When a nobleman’s first duty is to produce a male heir, women are treated like possessions and bargaining chips. But as the aftereffects of a world-altering spell ripple out physically and culturally, women at last have a bargaining chip of their own. And two women in particular find themselves at the crossroads of change.
Alys is the widowed mother of two teenage children, and the disinherited daughter of a king. Her existence has been carefully proscribed, but now she discovers a fierce talent not only for politics but also for magic—once deemed solely the domain of men. Meanwhile, in a neighboring kingdom, young Ellin finds herself unexpectedly on the throne after the sudden death of her grandfather the king and everyone else who stood ahead of her in the line of succession. Conventional wisdom holds that she will marry quickly, then quietly surrender the throne to her new husband…. Only, Ellin has other ideas.
The tensions building in the two kingdoms grow abruptly worse when a caravan of exiled women and their escort of disgraced soldiers stumbles upon a new source of magic in what was once uninhabitable desert. This new and revolutionary magic—which only women can wield—threatens to tear down what is left of the patriarchy. And the men who currently hold power will do anything to fight back.
Review of The Women’s War
The Women’s War is one hell of a story. Based on a society where women are considered second-class citizens, if they are lucky, this is the story of revolution led by two extraordinary women.
Alysoon Rai-Brynna is a widowed mother of two and daughter of a king.

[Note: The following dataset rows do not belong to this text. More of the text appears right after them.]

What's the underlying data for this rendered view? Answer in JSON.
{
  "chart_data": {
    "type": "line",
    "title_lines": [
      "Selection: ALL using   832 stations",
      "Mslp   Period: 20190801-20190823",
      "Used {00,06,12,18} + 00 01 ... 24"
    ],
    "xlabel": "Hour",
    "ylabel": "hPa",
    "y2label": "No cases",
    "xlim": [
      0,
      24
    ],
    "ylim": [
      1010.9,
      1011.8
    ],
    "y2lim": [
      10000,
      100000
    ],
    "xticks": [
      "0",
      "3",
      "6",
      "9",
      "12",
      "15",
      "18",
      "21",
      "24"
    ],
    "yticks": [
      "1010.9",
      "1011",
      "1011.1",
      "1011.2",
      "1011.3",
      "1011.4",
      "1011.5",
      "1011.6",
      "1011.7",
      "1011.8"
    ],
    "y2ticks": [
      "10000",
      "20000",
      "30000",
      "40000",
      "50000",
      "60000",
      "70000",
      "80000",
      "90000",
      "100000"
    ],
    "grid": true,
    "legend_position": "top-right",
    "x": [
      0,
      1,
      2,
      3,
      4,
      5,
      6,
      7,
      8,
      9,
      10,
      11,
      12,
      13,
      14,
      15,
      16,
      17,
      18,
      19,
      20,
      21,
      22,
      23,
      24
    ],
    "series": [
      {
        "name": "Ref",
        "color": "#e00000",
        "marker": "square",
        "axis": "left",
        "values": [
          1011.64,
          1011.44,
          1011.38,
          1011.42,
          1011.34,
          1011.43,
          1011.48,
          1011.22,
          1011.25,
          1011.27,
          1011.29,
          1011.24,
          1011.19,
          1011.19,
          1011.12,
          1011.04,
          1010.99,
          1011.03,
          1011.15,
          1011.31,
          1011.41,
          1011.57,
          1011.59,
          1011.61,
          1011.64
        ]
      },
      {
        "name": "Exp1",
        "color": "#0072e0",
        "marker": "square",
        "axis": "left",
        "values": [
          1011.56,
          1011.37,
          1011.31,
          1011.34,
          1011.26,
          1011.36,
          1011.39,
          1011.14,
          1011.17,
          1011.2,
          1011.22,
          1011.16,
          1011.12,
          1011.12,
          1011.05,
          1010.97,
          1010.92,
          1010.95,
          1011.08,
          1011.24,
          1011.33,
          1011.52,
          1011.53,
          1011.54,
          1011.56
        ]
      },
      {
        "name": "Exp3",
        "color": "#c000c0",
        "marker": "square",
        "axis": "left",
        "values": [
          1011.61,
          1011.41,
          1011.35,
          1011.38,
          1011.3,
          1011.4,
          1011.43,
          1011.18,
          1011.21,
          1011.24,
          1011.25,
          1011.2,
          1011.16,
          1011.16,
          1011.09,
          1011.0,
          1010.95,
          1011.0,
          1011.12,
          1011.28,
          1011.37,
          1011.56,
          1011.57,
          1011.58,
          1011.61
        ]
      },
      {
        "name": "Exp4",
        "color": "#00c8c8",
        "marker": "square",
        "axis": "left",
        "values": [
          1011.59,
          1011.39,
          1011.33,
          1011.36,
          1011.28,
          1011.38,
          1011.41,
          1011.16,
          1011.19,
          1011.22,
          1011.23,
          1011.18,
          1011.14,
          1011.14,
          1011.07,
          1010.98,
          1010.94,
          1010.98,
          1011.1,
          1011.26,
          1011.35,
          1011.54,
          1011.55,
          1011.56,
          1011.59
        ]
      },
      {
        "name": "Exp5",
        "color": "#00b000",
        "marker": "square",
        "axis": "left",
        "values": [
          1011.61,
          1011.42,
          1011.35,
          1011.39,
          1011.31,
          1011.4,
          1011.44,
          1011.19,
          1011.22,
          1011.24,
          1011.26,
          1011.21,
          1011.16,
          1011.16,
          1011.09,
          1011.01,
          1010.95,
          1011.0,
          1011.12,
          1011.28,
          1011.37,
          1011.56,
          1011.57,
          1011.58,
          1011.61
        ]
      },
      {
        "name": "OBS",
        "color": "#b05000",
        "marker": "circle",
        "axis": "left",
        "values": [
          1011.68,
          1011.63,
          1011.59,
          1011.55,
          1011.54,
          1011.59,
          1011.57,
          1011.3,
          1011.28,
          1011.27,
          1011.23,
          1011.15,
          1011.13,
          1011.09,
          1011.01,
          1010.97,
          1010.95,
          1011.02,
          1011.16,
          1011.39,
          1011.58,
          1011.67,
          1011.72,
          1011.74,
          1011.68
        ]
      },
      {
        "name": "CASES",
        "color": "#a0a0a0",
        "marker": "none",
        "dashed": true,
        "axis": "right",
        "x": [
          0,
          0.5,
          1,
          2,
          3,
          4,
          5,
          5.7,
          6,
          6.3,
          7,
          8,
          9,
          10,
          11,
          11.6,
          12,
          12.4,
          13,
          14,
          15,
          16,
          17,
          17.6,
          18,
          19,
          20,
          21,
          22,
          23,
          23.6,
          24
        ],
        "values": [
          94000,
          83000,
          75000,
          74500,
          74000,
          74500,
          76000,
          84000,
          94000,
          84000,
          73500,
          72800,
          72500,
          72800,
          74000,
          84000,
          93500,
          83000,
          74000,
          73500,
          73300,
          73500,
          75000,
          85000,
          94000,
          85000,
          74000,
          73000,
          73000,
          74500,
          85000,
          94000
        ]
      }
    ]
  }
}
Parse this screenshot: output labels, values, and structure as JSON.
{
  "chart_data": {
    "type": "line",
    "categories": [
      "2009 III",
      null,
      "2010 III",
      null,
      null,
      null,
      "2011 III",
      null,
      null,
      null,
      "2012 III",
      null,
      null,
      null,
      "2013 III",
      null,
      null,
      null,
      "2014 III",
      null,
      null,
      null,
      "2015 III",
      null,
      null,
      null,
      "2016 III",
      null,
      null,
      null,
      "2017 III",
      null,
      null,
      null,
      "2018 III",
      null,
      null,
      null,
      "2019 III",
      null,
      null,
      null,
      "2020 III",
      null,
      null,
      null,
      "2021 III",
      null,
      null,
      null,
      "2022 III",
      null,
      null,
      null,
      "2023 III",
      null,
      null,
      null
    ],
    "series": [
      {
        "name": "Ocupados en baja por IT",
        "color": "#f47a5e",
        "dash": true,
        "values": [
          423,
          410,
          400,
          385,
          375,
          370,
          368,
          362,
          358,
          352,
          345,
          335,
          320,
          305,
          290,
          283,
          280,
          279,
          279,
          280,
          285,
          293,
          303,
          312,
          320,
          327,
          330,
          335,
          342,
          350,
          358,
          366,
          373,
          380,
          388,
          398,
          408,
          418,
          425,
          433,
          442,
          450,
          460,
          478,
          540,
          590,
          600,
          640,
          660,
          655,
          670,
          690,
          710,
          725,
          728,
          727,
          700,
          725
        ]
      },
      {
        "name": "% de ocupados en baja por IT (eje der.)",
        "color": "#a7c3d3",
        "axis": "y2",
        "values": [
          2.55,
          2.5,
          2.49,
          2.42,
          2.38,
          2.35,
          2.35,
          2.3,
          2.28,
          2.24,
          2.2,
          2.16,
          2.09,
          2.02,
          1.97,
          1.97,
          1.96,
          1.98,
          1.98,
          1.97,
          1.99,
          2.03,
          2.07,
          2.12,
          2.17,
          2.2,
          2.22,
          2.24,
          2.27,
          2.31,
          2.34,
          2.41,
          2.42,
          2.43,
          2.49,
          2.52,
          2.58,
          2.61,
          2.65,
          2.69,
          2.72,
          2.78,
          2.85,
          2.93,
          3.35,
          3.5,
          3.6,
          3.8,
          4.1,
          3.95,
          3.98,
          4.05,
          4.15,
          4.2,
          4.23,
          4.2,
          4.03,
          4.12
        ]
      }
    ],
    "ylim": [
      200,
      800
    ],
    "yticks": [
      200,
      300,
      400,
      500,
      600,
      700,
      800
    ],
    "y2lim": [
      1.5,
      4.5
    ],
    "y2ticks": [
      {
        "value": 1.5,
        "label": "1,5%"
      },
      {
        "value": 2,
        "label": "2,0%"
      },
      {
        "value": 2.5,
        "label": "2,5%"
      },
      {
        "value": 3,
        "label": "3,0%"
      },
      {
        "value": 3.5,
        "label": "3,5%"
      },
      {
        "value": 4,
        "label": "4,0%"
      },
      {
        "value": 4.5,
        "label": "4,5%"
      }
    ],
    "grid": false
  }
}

When her father divorced her mother in favor of a more politically advantageous marriage, Alys and her brother were declared illegitimate. And her mother became an Unwanted, sentenced to life at the Abbey.
Princess Ellinsoltah of Rhozinolm will become queen when the two most likely male candidates to the throne would most like cause a war. The plan: after her year of mourning, Ellin will take a husband who will then become king. Or so her council thinks.
These two women will become the pivotal characters who react and overcome so many obstacles thrown at them in the aftermath of the world-altering spell.
The story is complex and so many characters lives are intertwined it is impossible to represent all of that here in a review. So I will pick and choose a few characters…
Crown Prince Delnamel (half-brother to Alys and Tynthanal) is the villain to boo at every time he turns up. Occasionally, he seems to have a teeny tiny bit of heart, but don’t let that fool you. There is one horrible scene where Delnamel arrests three senior abigails and then allows his men to rape the women of the Abbey. My heart ached at the scene, but it a critical event that changes the raped women in such a way that those men will have cause to regret.
Tynthanal, brother of Alys and lieutenant commander at the Citadel, escorts the women of the Abbey to the wasteland to their new home. It is because of him that the women discover the new Well of magical elements. Thus Women’s Well was founded. Tynthanal is one of the few male feminists in the book.
Semsulin, is the lord chancellor and head of the royal council of Rhozinolm. He is the man who talked Ellin into taking the crown. His motives are not entirely clear, though as the book goes on, he seems to support Ellin more and more. I think he only wants what is best for the kingdom and that is a difficult thing to determine.
In a society where only men are allowed to use magic, it will come as quite a shock when those men learn that women are not only able to use magic in many ways, but they are also quite good at. If they don’t make room for women as equals, they will loose. Take as much of that as you wish as a commentary on any aspect of women’s history in our own world.
The cover by Elizabeth A.D. Eno, is beautiful and inciteful and truly represents the story. Ms. Eno must have read the book before she crafted her cover.
The Women’s War is 560 pages long according to the published page counts. You would think 560 would be enough to tell a story. It isn’t. Be prepared for a huge cliffhanger. The only characters whose stories are resolved are the ones that died. The description on NetGalley gave no indication that this was the first book of a series. The Women’s War gets 4 stars from me, losing one star due to the gigantic cliffhanger. (I may have thrown a fit when I finished the book. I don’t remember. It is all kind of fuzzy.) But if I was the type of reader who didn’t mind cliffhangers, I would give it all 5 stars.
Heartbreaking, hopeful, magical and emotional. The Women’s War truly is an amazing story.
Here is a quote from the book. It was said by Alys’s mother, right before the world upended:
Something is going to happen tonight. Something … momentous. Something that will change the world in ways I can’t entirely foresee.
Through Netgalley, the publisher provided a copy of this book in exchange for my honest review.